Question

A particle moves in a straight line so that it covered a distance $a{t}^3+bt+5$ metres in $t$ seconds. If its acceleration after $4$ seconds is $48\raisebox{1ex}{$m$}\!\left/ \!\raisebox{-1ex}{$s^2$}\right.$, then $a$ is equal to

• A. $1$
• B. $2$
• C. $3$
• D. $4$

Answer 1

The correct option is B

$2$

Step 1: Give data and assumptions.

Distance covered, $s=a{t}^3+bt+5$

Acceleration after 4 second, $a=48\raisebox{1ex}{$m$}\!\left/ \!\raisebox{-1ex}{$s^2$}\right.$

Step 2: Finding the value $a$ from the given equation.

Since,

$s=a{t}^3+bt+5$.

Differentiate the above equation with respect to time $t$ we get.

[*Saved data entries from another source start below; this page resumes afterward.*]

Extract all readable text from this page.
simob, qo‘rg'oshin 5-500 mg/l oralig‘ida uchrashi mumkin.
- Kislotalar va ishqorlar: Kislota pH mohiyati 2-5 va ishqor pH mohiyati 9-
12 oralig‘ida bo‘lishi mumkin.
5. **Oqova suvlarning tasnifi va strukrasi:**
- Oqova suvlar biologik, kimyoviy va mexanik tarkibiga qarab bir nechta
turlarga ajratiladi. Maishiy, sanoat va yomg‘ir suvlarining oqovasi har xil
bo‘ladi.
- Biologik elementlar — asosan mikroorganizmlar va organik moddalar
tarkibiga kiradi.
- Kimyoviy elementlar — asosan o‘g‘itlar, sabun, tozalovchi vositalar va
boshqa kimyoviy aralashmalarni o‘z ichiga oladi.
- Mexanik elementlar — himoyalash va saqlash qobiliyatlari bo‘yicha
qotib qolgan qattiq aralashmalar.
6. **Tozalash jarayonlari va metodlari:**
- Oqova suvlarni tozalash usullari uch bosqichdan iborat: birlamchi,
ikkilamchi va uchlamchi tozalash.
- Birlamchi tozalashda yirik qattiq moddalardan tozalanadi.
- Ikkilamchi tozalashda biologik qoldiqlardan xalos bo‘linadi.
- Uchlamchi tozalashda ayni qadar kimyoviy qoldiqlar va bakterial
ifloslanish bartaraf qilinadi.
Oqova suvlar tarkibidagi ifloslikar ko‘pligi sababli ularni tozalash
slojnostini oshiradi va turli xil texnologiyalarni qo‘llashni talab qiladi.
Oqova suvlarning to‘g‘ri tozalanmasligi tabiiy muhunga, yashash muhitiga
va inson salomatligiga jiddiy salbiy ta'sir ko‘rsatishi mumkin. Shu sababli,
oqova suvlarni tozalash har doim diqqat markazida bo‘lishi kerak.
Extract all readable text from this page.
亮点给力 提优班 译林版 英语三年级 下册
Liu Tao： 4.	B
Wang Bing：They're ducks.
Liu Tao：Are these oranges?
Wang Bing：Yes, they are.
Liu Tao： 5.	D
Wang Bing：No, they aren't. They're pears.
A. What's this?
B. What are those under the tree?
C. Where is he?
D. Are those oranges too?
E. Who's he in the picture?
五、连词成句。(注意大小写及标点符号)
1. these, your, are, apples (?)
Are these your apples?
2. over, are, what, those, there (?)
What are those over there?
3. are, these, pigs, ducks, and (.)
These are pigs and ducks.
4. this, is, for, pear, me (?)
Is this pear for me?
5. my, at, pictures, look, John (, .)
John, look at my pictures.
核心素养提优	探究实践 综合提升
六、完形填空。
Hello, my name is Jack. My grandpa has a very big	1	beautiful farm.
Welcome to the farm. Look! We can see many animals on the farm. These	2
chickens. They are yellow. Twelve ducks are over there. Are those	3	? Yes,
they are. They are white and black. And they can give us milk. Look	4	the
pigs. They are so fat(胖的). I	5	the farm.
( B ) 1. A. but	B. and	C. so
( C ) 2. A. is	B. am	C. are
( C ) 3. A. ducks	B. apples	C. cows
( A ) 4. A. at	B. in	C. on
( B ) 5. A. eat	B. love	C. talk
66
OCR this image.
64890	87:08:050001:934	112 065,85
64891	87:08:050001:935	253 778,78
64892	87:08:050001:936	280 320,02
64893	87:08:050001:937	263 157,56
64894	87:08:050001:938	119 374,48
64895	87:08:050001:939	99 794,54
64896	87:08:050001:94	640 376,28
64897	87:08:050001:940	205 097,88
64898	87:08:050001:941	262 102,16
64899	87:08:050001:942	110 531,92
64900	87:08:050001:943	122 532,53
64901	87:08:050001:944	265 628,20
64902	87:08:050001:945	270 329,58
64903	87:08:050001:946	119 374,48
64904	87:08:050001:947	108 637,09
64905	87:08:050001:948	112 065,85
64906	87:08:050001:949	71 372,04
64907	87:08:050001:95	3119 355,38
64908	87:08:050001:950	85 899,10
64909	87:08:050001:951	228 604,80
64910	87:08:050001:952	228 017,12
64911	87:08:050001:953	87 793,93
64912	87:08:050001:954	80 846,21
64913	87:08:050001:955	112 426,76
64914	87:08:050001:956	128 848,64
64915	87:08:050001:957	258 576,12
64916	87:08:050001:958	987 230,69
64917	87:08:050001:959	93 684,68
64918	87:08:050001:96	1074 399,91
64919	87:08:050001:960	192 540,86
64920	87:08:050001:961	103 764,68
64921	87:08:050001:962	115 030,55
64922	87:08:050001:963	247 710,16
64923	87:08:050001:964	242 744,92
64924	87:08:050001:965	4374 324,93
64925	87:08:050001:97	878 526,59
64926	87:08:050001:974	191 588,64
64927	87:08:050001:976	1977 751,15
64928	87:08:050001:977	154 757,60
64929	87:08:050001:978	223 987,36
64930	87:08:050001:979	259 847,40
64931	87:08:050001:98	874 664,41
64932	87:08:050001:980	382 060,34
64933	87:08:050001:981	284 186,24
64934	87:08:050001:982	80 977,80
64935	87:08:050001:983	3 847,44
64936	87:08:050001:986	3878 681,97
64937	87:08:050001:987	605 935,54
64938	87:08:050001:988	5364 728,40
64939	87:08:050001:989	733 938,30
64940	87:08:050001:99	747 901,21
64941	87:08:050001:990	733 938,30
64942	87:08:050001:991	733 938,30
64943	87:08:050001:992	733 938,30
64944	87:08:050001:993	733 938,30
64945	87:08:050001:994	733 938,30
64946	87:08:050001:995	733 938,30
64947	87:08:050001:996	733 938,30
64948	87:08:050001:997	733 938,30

$\frac{ds}{dt}=\frac{d\left(a{t}^3+bt+5\right)}{dt}$

$\Rightarrow$$\frac{ds}{dt}=3a{t}^2+b$

$\Rightarrow$$v=3a{t}^2+b$ .$\left[\because \frac{ds}{dt}=v\right]$ .$\left(i\right)$

Now,

We know that,

$a=\frac{dv}{dt}$

Where $a$ is acceleration and $\frac{dv}{dt}$ is the change in velocity with respect to time.

$\Rightarrow$$48=\frac{d\left(3a{t}^2+b\right)}{dt}$ $\left[\because Fromequation\left(i\right)\right]$

$\Rightarrow$$a=\frac{48}{6t}$

At, $t=4$

$\Rightarrow$$a=\frac{48}{6\times 4}$

$\Rightarrow$$a=2$

Hence, option B is correct.